16. It is trite law that ‘no person can be judge in his own cause’. The fact that neither there is any order by the competent court nor there is any proceeding pending against the Petitioner with respect to cancellation of jamabandi. The contention of the Respondent that the land is of the nature ‘Gair Abad’ and jamabandi appears to be suspicious cannot be ground to cancel the long standing jamabandi as has been held in the case of Pashupati Narayan Singh v. State of Jharkhand and Anr reported in 2008 SCC OnLine Jhar 946, the relevant portion of which is as under:-

“8. Learned counsel, appearing on behalf of the petitioner, submitted that while; refusing to grant ‘No Objection Certificate’ to the petitioner, the learned Additional Collector, Dhanbad has delved into the question of right and ownership of the petitioner over the land, in question, which is beyond his jurisdiction. The name of the petitioner and predecessor-in-interest had been mutated long ago and they have been paying rent to the State, the State-respondent has already accepted the petitioner as raiyat of the said land. However, in the impugned order learned Additional Collector has observed that the land is a Gair Abad of Ex-landlord and that the petitioner has got no right over the same and he has no legal basis. The action of the Additional Collector recommending annulment of the settlement of the said land is in violation of the provisions of Section 4(h) of the Bihar Land Reforms Act, that too without holding any enquiry required under law, is also perverse, arbitrary and illegal. The said order, thus, cannot stand. I find much substance in the contentions of learned counsel for the petitioner.”

 17. It is also no more res integra that long standing jamabandi cannot be looked into by the revenue court and it is only the civil court of competent jurisdiction which can interfere with such right on an individual.

18. The State’s submission that it is contemplating of initiation of proceedings under 4(h) of the Bihar Land Reforms Act, 1950 therefore the Petitioner’s property was placed in prohibited list of NGDRS. This submission of the State is devoid of merit because it will be illegal and arbitrary on part of the State to take decision based on anticipation. The proceedings under Section 4(h) of the Bihar Land Reforms Act, 1950 does not provide any limitation prescribed but in the judgment of Antardhari Sao vs. The State of Jharkhand and Ors., reported in 2024 SCC OnLine Jhar 513, the co-ordinate bench of this Court has held that even if there is no prescribed period of limitation, the authorities are under obligation to initiate proceeding within a reasonable period of time. The relevant portion of the judgment is reproduced as under for ready reference: -

“20. Section 4(h) of the Act does not provide for any period of limitation. When there is no period of limitation prescribed in the statute to initiate the proceeding, it does not mean that this proceeding can be initiated at any time as per the wish of the authority and person, who is initiating the proceeding. In absence of any prescribed period for limitation, the proceeding should be initiated within a reasonable time frame.”

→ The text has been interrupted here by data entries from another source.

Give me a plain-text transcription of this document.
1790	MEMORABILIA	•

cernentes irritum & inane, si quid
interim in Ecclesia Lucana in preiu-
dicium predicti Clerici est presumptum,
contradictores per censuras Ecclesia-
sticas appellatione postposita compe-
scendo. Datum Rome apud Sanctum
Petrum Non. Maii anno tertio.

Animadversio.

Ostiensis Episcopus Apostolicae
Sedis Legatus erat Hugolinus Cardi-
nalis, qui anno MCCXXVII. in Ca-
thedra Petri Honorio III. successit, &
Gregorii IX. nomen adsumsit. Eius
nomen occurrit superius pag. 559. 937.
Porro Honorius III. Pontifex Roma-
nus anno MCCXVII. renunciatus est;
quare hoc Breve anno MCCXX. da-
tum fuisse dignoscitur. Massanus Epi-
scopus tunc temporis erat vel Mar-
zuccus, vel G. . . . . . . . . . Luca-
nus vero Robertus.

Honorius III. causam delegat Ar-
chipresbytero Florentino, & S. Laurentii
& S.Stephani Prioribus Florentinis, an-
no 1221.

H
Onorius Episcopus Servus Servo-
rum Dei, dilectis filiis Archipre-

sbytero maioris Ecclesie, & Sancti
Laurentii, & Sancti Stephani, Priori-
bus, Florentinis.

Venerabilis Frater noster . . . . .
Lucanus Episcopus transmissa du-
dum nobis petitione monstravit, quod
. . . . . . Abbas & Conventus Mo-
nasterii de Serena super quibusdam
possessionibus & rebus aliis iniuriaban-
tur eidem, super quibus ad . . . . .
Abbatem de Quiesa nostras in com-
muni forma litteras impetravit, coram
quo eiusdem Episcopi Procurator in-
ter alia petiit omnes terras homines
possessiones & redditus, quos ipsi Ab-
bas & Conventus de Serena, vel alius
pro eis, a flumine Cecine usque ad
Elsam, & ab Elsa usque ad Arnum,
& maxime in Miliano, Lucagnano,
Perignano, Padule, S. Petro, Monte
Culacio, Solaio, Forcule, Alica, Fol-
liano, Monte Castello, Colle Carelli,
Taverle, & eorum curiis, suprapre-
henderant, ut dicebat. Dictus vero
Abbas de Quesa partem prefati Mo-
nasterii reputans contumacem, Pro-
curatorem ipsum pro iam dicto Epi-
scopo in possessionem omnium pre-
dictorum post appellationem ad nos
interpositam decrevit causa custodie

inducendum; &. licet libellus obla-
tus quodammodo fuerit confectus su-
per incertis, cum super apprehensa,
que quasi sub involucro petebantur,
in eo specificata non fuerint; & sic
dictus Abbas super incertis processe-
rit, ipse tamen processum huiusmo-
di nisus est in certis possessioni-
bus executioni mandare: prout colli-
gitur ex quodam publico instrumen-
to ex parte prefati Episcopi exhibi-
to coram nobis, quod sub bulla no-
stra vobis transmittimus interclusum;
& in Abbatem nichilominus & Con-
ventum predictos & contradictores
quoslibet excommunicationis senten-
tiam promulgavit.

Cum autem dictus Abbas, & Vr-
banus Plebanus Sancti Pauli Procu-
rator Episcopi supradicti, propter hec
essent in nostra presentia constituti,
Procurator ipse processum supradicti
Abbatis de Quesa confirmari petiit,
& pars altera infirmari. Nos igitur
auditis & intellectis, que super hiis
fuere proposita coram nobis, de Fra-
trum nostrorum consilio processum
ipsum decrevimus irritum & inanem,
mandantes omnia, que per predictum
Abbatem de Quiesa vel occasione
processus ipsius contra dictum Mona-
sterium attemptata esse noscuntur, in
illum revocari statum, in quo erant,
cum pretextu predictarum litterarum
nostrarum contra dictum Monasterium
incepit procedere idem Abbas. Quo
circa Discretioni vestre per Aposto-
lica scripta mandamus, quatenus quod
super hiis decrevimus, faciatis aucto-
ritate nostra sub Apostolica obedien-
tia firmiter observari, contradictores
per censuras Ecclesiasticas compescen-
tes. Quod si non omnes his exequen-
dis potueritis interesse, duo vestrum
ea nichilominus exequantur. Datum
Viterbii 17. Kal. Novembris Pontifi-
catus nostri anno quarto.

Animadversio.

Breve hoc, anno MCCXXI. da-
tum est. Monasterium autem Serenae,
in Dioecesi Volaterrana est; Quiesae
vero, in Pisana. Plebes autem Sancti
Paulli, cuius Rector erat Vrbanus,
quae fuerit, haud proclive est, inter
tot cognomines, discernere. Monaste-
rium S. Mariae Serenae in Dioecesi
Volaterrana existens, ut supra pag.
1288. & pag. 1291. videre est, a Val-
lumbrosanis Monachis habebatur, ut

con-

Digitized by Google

 19. In the present case almost 76 years have passed since the settlement was carried out vide registered patta bearing number 1167 of 1948. The recourse available to the State in the instant case is to approach the Ld. Civil Court of competent jurisdiction and not by becoming judge of its own cause and adopting circuitous process by placing the property of the individual under ‘prohibited list’. In sequitur, the impugned order dated 11th of November 2022 passed in Misc Case No. 8 of 2021 is hereby quashed. Respondent No. 2 is hereby directed to ensure that the land of the petitioner is removed from the prohibited list of NGDRS within a period of 2 weeks from the date of receipt/production of copy of this order and the concerned Respondent is further directed to issue the demand of “Rent” so that that the petitioner would be able to pay the same.

20. Accordingly, the instant writ petition stands allowed. Pending I.A.s, if any, also stands closed.